4. Retira o percentual de titulação do vencimento básico, que será transformado em uma nova gratificação, a Remuneração por Titulação (RT), o que reforça a política de gratificações e impõe um brutal retrocesso na carreira docente.
5. Agrava a situação dos docentes do ensino básico com a exigência da assinatura de um termo de opção individual pela nova carreira.
6. Mantém a política de Vencimentos Básicos (VB) rebaixados, contradizendo a propalada disposição do governo de fortalecê-los. Exemplificando, durante todo o ano de 2008, o piso do VB dos professores continuará sendo de R$ 147,00.
7. Desrespeita o princípio da isonomia ao estabelecer valores para titulação sem critérios objetivos por meio da Gratificação Remuneração por Titulação – RT. Atualmente, por exemplo, o título de doutor representa um vencimento básico, que é 75% superior ao de graduação em todos os níveis das tabelas salariais. A partir de 1º de fevereiro de 2009, a titulação deixa de compor o vencimento, tornando-se a gratificação RT, que, para o Adjunto 1, em regime de Dedicação Exclusiva, equivalerá a 157,53% do VB, para o Adjunto 4, 141,43% e, para o Associado 1, 191,59%.
Com a edição da MP 431/08 o governo afirma encerrar qualquer negociação até 2010.
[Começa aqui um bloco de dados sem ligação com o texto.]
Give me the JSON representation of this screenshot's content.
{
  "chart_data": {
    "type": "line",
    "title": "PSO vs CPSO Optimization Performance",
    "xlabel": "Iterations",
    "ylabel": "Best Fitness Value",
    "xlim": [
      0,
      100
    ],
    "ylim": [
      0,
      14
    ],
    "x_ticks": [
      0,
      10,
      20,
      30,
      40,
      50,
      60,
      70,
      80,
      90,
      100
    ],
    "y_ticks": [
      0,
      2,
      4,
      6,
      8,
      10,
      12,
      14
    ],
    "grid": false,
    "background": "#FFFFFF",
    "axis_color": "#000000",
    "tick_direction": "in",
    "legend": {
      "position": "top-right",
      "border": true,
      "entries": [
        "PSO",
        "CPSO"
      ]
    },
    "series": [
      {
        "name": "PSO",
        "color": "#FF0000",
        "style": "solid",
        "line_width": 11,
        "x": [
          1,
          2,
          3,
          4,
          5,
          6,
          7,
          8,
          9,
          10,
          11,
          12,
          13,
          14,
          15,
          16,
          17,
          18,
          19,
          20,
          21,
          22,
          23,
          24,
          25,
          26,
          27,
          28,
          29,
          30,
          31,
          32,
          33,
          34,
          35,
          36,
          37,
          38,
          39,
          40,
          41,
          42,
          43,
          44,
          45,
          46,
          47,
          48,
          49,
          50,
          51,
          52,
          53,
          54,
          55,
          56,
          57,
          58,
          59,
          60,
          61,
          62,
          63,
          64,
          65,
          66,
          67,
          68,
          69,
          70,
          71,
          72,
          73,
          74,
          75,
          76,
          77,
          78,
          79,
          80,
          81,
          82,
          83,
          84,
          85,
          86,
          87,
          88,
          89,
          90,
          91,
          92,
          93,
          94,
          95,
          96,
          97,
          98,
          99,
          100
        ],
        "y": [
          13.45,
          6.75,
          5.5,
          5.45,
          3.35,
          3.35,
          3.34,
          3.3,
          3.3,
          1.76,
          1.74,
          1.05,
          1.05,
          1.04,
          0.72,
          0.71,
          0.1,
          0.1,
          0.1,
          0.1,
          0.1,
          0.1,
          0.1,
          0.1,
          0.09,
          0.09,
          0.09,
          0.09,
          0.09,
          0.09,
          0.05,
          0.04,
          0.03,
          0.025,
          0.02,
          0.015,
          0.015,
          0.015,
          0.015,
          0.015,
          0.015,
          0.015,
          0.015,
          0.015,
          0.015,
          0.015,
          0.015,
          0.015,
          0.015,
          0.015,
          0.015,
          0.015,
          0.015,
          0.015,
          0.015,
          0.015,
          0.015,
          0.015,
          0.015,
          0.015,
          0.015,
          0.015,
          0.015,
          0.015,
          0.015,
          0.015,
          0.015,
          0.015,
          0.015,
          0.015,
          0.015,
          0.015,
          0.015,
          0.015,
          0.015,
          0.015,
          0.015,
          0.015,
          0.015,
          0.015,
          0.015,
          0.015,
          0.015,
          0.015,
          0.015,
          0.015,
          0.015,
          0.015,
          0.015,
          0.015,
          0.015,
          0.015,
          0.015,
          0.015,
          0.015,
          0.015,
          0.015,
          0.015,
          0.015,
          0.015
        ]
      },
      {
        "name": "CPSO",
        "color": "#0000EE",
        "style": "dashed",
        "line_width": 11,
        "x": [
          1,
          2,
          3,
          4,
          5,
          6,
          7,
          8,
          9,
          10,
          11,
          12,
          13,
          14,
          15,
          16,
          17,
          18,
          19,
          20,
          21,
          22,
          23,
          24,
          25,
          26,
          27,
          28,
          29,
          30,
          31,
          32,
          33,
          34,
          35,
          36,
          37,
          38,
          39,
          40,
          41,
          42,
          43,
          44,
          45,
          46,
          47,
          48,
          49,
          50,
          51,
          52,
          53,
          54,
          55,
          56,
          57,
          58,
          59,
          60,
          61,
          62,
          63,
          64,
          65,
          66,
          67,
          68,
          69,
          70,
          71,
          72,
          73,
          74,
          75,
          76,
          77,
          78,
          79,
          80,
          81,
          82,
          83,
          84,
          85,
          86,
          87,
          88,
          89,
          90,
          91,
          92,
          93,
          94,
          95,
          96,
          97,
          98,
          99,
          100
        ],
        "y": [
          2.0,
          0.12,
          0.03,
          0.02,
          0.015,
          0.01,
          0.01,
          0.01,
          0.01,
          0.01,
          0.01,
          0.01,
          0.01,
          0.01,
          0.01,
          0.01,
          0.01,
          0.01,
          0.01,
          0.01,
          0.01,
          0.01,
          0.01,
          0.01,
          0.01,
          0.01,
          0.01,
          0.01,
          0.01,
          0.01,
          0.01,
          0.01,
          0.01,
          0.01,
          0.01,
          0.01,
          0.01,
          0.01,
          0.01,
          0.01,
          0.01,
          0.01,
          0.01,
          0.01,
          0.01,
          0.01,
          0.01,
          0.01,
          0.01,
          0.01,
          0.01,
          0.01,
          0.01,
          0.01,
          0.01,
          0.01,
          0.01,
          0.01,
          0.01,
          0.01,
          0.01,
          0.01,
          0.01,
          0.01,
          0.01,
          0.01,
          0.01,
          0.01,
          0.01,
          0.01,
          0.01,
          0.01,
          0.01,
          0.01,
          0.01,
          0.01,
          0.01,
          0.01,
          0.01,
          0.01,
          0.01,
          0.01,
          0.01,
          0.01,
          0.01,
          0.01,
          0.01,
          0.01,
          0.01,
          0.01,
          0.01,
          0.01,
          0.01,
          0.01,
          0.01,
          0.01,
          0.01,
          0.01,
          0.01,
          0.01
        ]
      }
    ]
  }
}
Em síntese, o governo faz inicialmente um discurso positivo em relação a alguns pleitos dos servidores, mas, nos meandros do que é ajustado, impõe condições que negam ou vão diametralmente contra esse discurso. Exemplo disso é o discurso de valorização do VB, imediatamente contraditado pela política de fortalecimento das gratificações. Outro exemplo é o atendimento à demanda pela extinção da GAE, ao impor como contrapartida a desvinculação dos incentivos de titulação do VB. Em decorrência, a base em que incidem os anuênios e ganhos pessoais é proporcionalmente reduzida. Ou seja, adota a política de dar com uma mão e retirar com a outra.
Nesse quadro, fica evidente que a tarefa colocada para o Movimento Docente se mantém: a reconquista da dignidade profissional dos docentes e do seu projeto de carreira. E isso, só será alcançado, com mobilização e disposição para assumir a luta.
Cabe à categoria, às assembléias de base e às instâncias democráticas de deliberação do Andes-SN definir quais estratégias desenvolver, respeitadas as condições objetivas existentes para implementá-las.
ENCAMINHAMENTOS – Em relação à discussão sobre indicativo de greve que o Setor das Ifes solicitou às seções sindicais, a conclusão foi a de que ele não encontrou a necessária mobilização da categoria. O Setor afirma a necessidade de acumular forças para dar continuidade à luta e não aceitar ausência de campanha salarial até 2010, como pretende impor o governo e continuar solicitando abertura de negociação com o governo. Nesse sentido aprova os encaminhamentos a seguir:
– Solicitar análises da MP 431/08 pelo GT Verbas e pelo GT Carreira comparativamente à pauta de reivindicações do Sindicato.
– Divulgar e esclarecer as conseqüências negativas da MP 431/08, comparativamente à proposta salarial do Andes-SN, reiterando a luta pela abertura de negociações.
– Aprimorar a comunicação com a base nos desdobramentos dos impactos da MP 431/08 para a vida dos docentes e das Ifes.
– Explorar as diferenças salariais das tabelas de algumas categorias do serviço público federal.
– Retomar a referência do salário-mínimo de Dieese na elaboração de nossa malha salarial.